Frank Kuykendall (1855-1920) was born in Douglas County Oregon to George and Candace (Stark) Kuykendall.  He attended Umpqua Academy, a public school organized by the Methodist church in Wilbur, Oregon.  The family moved to California in the mid-1860s and by 1870 had settled in Santa Rosa.  Frank learned the carpentry trade from his father, before mastering the art of photography.

Frank Kuykendall, photographer. Episcopal Church in Silver Cliff, 1880, albumen silver print. Amon Carter Museum of American Art.

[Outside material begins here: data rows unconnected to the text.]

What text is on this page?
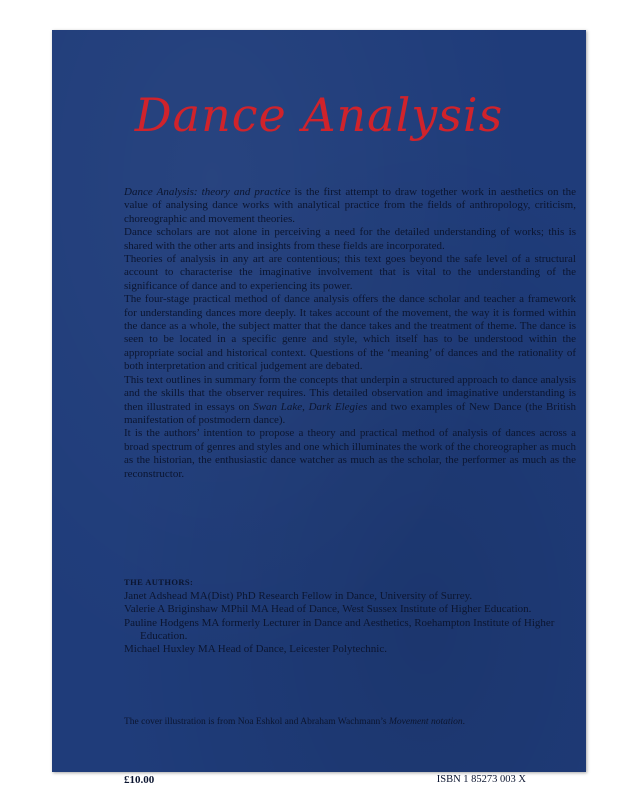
Dance Analysis

Dance Analysis: theory and practice is the first attempt to draw together work in aesthetics on the value of analysing dance works with analytical practice from the fields of anthropology, criticism, choreographic and movement theories.

Dance scholars are not alone in perceiving a need for the detailed understanding of works; this is shared with the other arts and insights from these fields are incorporated.

Theories of analysis in any art are contentious; this text goes beyond the safe level of a structural account to characterise the imaginative involvement that is vital to the understanding of the significance of dance and to experiencing its power.

The four-stage practical method of dance analysis offers the dance scholar and teacher a framework for understanding dances more deeply. It takes account of the movement, the way it is formed within the dance as a whole, the subject matter that the dance takes and the treatment of theme. The dance is seen to be located in a specific genre and style, which itself has to be understood within the appropriate social and historical context. Questions of the ‘meaning’ of dances and the rationality of both interpretation and critical judgement are debated.

This text outlines in summary form the concepts that underpin a structured approach to dance analysis and the skills that the observer requires. This detailed observation and imaginative understanding is then illustrated in essays on Swan Lake, Dark Elegies and two examples of New Dance (the British manifestation of postmodern dance).

It is the authors’ intention to propose a theory and practical method of analysis of dances across a broad spectrum of genres and styles and one which illuminates the work of the choreographer as much as the historian, the enthusiastic dance watcher as much as the scholar, the performer as much as the reconstructor.

THE AUTHORS:
Janet Adshead MA(Dist) PhD Research Fellow in Dance, University of Surrey.
Valerie A Briginshaw MPhil MA Head of Dance, West Sussex Institute of Higher Education.
Pauline Hodgens MA formerly Lecturer in Dance and Aesthetics, Roehampton Institute of Higher Education.
Michael Huxley MA Head of Dance, Leicester Polytechnic.
The cover illustration is from Noa Eshkol and Abraham Wachmann’s Movement notation.
£10.00	ISBN 1 85273 003 X
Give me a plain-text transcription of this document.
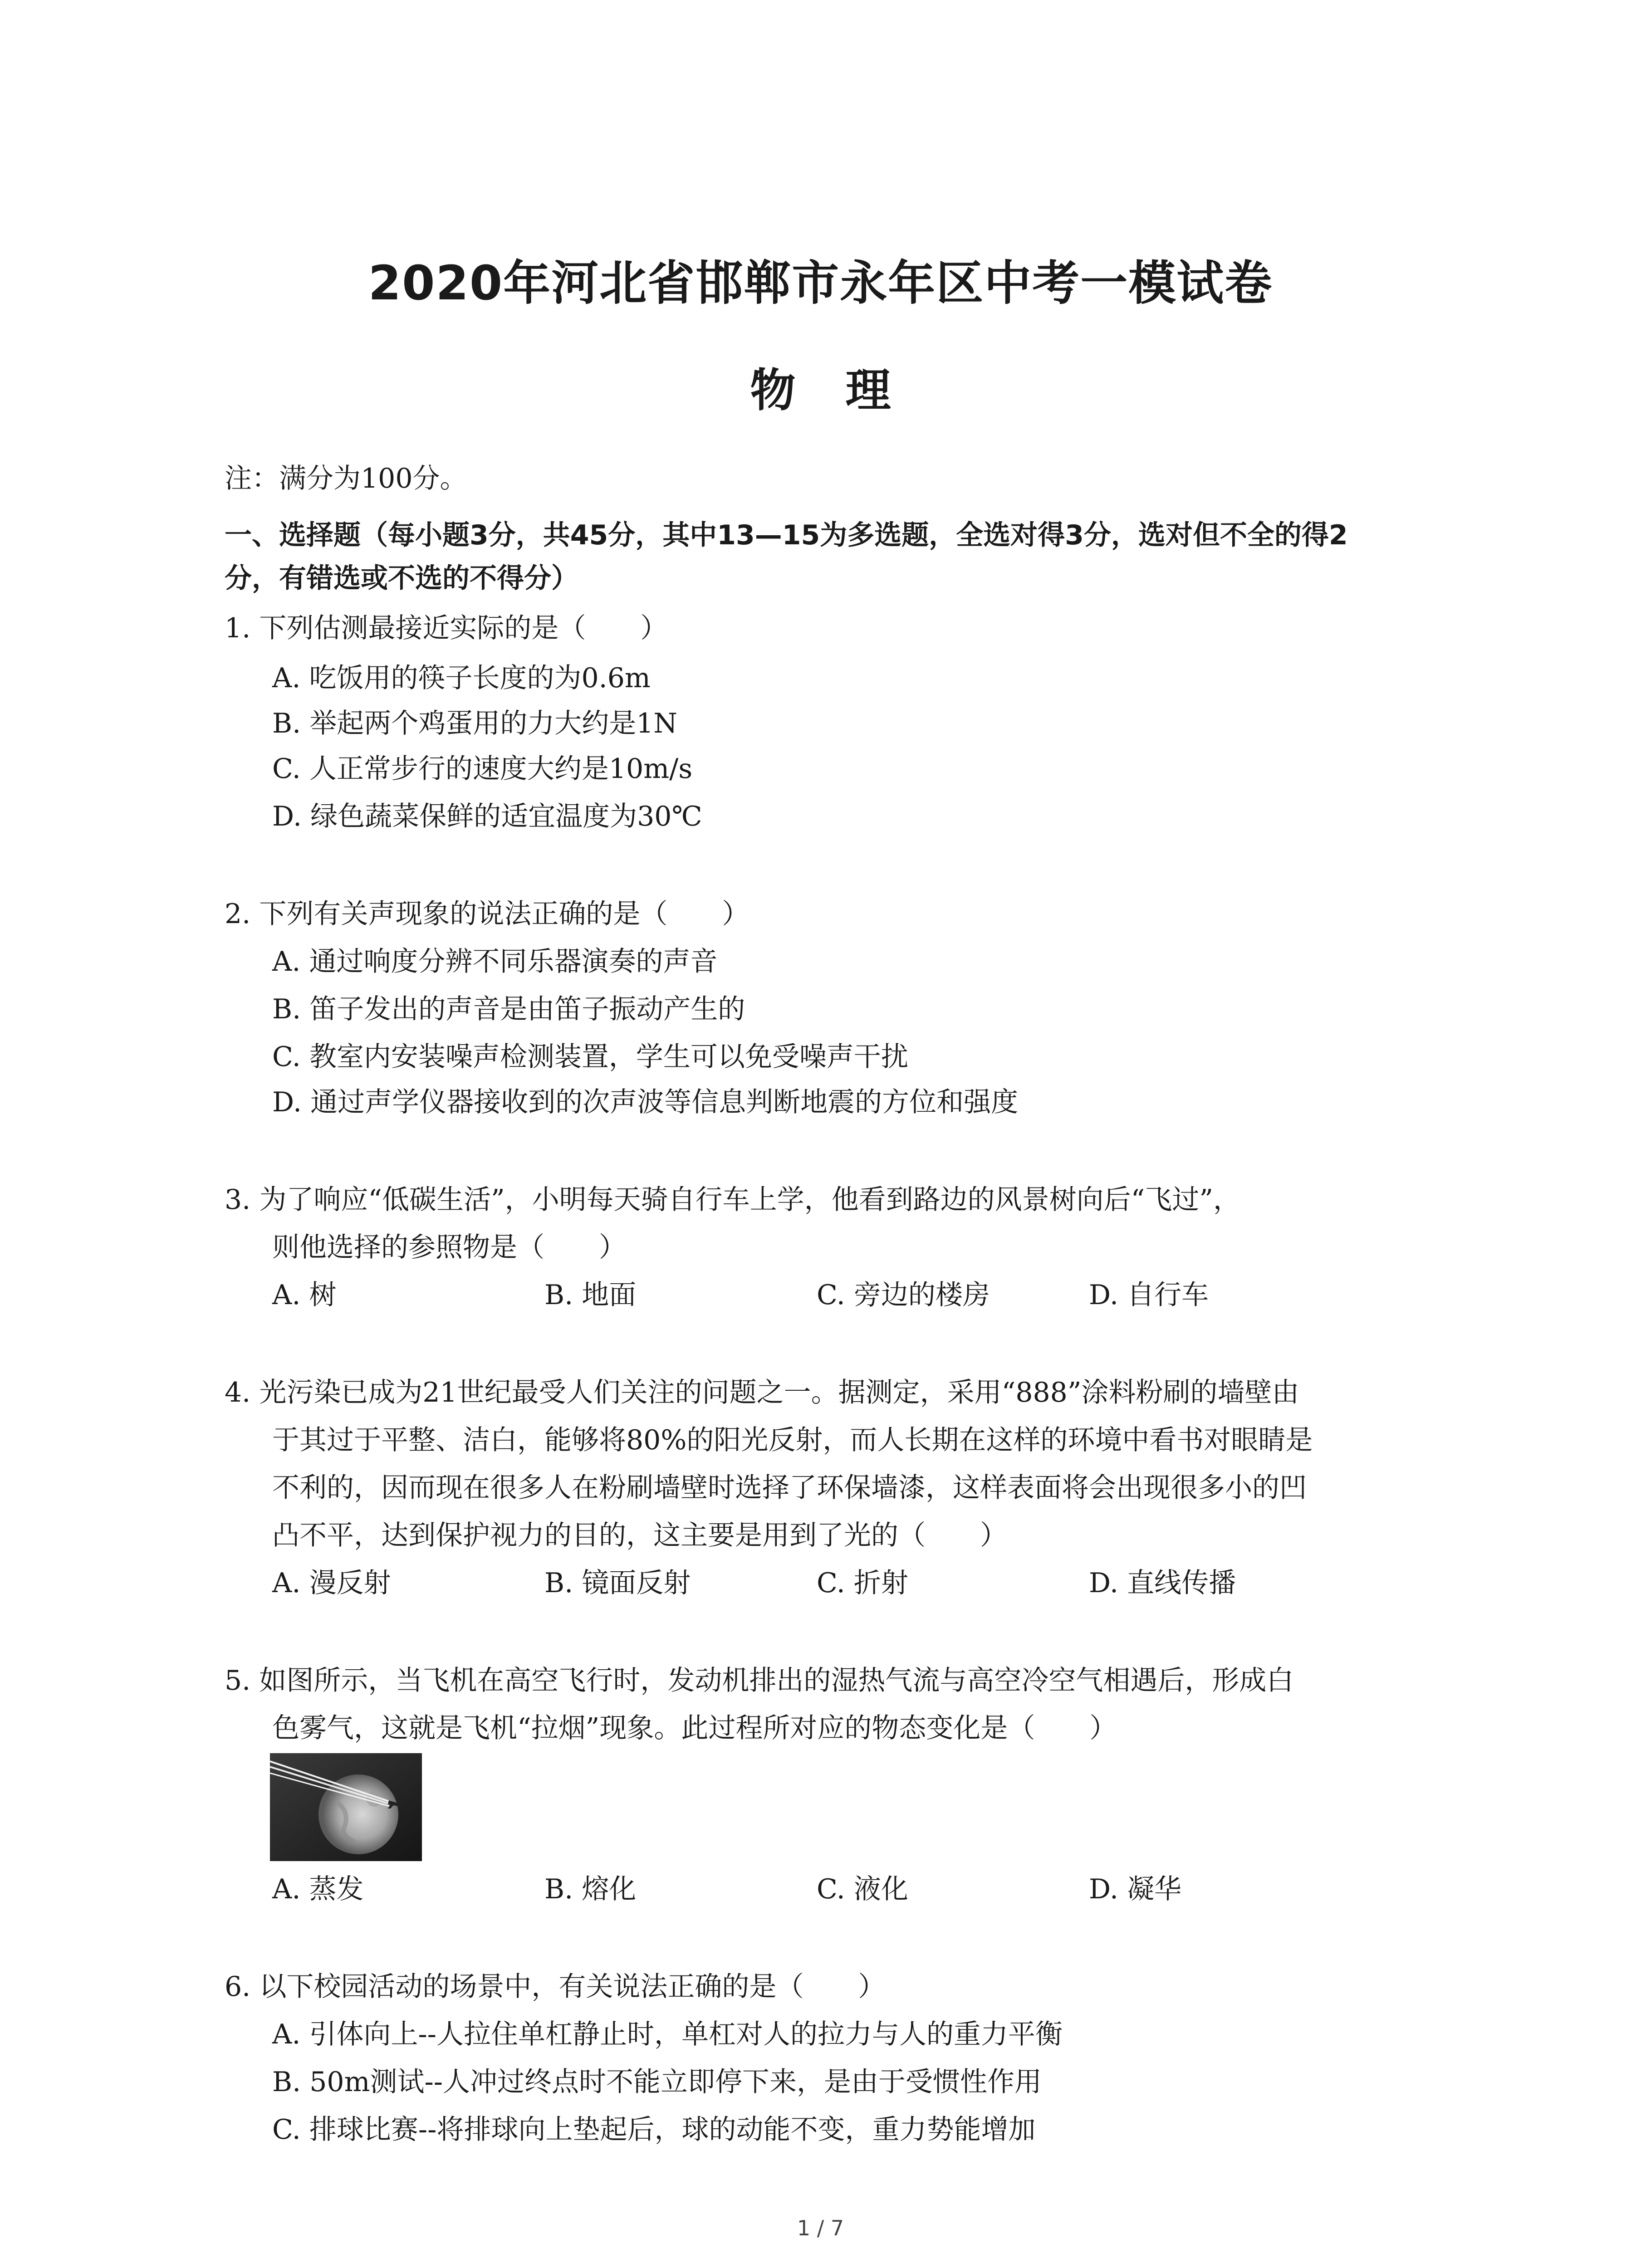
2020年河北省邯郸市永年区中考一模试卷
物理
注：满分为100分。
一、选择题（每小题3分，共45分，其中13—15为多选题，全选对得3分，选对但不全的得2
分，有错选或不选的不得分）
1. 下列估测最接近实际的是（　　）
A. 吃饭用的筷子长度的为0.6m
B. 举起两个鸡蛋用的力大约是1N
C. 人正常步行的速度大约是10m/s
D. 绿色蔬菜保鲜的适宜温度为30℃
2. 下列有关声现象的说法正确的是（　　）
A. 通过响度分辨不同乐器演奏的声音
B. 笛子发出的声音是由笛子振动产生的
C. 教室内安装噪声检测装置，学生可以免受噪声干扰
D. 通过声学仪器接收到的次声波等信息判断地震的方位和强度
3. 为了响应“低碳生活”，小明每天骑自行车上学，他看到路边的风景树向后“飞过”，
则他选择的参照物是（　　）
A. 树	B. 地面	C. 旁边的楼房	D. 自行车
4. 光污染已成为21世纪最受人们关注的问题之一。据测定，采用“888”涂料粉刷的墙壁由
于其过于平整、洁白，能够将80%的阳光反射，而人长期在这样的环境中看书对眼睛是
不利的，因而现在很多人在粉刷墙壁时选择了环保墙漆，这样表面将会出现很多小的凹
凸不平，达到保护视力的目的，这主要是用到了光的（　　）
A. 漫反射	B. 镜面反射	C. 折射	D. 直线传播
5. 如图所示，当飞机在高空飞行时，发动机排出的湿热气流与高空冷空气相遇后，形成白
色雾气，这就是飞机“拉烟”现象。此过程所对应的物态变化是（　　）
A. 蒸发	B. 熔化	C. 液化	D. 凝华
6. 以下校园活动的场景中，有关说法正确的是（　　）
A. 引体向上--人拉住单杠静止时，单杠对人的拉力与人的重力平衡
B. 50m测试--人冲过终点时不能立即停下来，是由于受惯性作用
C. 排球比赛--将排球向上垫起后，球的动能不变，重力势能增加
1 / 7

In 1877, Frank and  Nettie Louse Hadcock were married in Sonoma County.  (They would later divorce, and Frank would remarry  twice.) By 1880, they lived in Silver Cliff, Colorado, and Frank had begun photographically  documenting  local business houses, street scenes and landscapes.  If the numbers scratched into his negatives are accurate, Kuykendall’s inventory included about  1,000 views of Saguache, Gunnison, Salida, Silver Cliff, Maysville and the surrounding area.  The bulk of his output consisted of stereoviews, but he also made larger prints.  His prints were stamped with “Fine Portraits and Views, S.W. Cor. of Ohio and Emery Sts., Near Colorado House, Silver Cliff, Colo.”

street scene
Frank Kuykendall, photographer. [Saguache County Bank and Ruby Saloon], ca. 1882, albumen silver stereoview.  Amon Carter Museum of American Art
Street scene
Frank Kuykendall, photographer. [Silver Cliff, CO.], ca. 1881, albumen silver stereo view.  Amon Carter Museum of American Art.
Log bridge
Kuykendall & Whitney, photographers. [Six workers on a log bridge], ca. 1885, albumen silver stereo view.  Amon Carter Museum of Art.
In 1882 Kuykendall joined forces with William H. Whitney (1855-1936) and they would continue to work together until 1885, first in Silver Cliff and later in Ouray, as Kuykendall & Whitney.  

By 1890, Kuykendall had moved to Santa Rosa, California, where he would end his photographic career.  Later, he farmed in Washington and Arizona, and then took up carpentry again, working in San Diego until his death on February 29, 1920.  He is buried at Santa Rosa Rural Cemetery, in Santa Rosa, CA.

Giant trees
Frank Kuykendall, photographer. A redwood tree 68 feet in circumference on Eel River, near Scotia, Humboldt County, Cal., from which a section was sent to the World’s Fair at Chicago in 1893, albumen print. San Francisco Museum of Modern Art.